Focus on Security: Phishing for Malware
85 percent of organizations have suffered phishing attacks!
That is straight from the Wombat 2016 State of the Phish report. Is that depressing or what! The sad thing is, phishing can be thwarted most of the time. But, it requires diligent training of your ENTIRE staff. Including the board members, owners, executives and doctors. Everyone needs to be trained to identify phishing attacks and resist opening the link and/or attachment.
A few stats from the report.
- 85% of organizations have suffered phishing attacks.
- 37% of executives have been victims of phishing.
- 30% of phishing emails get opened.
- #1 delivery of malware is via email attachments.
- #2 delivery of malware is web based.
- #3 delivery of malware is hyperlinks in email.
- 250% increase in phishing attacks in first quarter of 2016.
- You are under attack by the cyber criminals.
- 93% of phishing emails carried ransomware.

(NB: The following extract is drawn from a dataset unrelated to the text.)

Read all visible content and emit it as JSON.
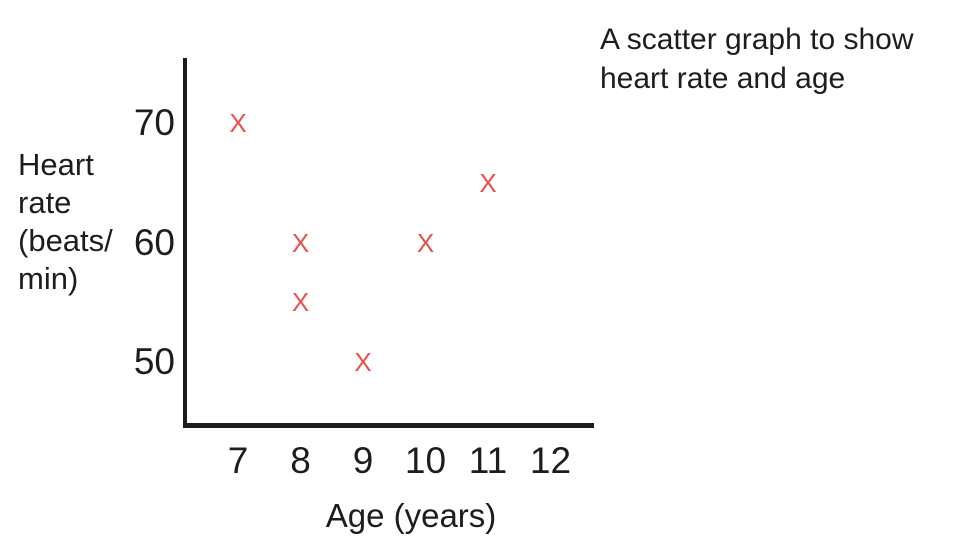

- Average cost of a phishing attack is $1.6 million. Obviously, this is because huge corporations have experienced successful phishing attacks. But, never the less a phishing attack will cost your dearly.
Jonathan Crowe at Barkly has a great blog with charts for more details. He also has a Phishing Field Guide: How to Keep Your Users Off the Hook
Here are a few tips to help you avoid catching the wrong phish (malware, comptur bug).
- Train your staff on cyber security. Our HIPAA course covers phishing and other cyber security training.
- Train your staff using a false phishing campaign.
- Configure your email to filter out phishing emails.
- Double check the email address is from someone you know. Otherwise, you should probably NOT open it.
- Double check the url, does it go to the right web site? Do you recognize the url, does it make sense?
- Not sure about an email? Call and talk to the sender first.
- Turn off macros if asked when opening any file.
- Setup an email gateway to block all attachments and require users to download expected attachments from the server.
Here are some free phishing simulators you might try http://resources.infosecinstitute.com/top-9-free-phishing-simulators/. The DOD also offers a free phishing test tool at http://iatraining.disa.mil/eta/phishing_v2/launchpage.htm.
Hope these tips help you protect your patients, protect your practice, and protect yourself.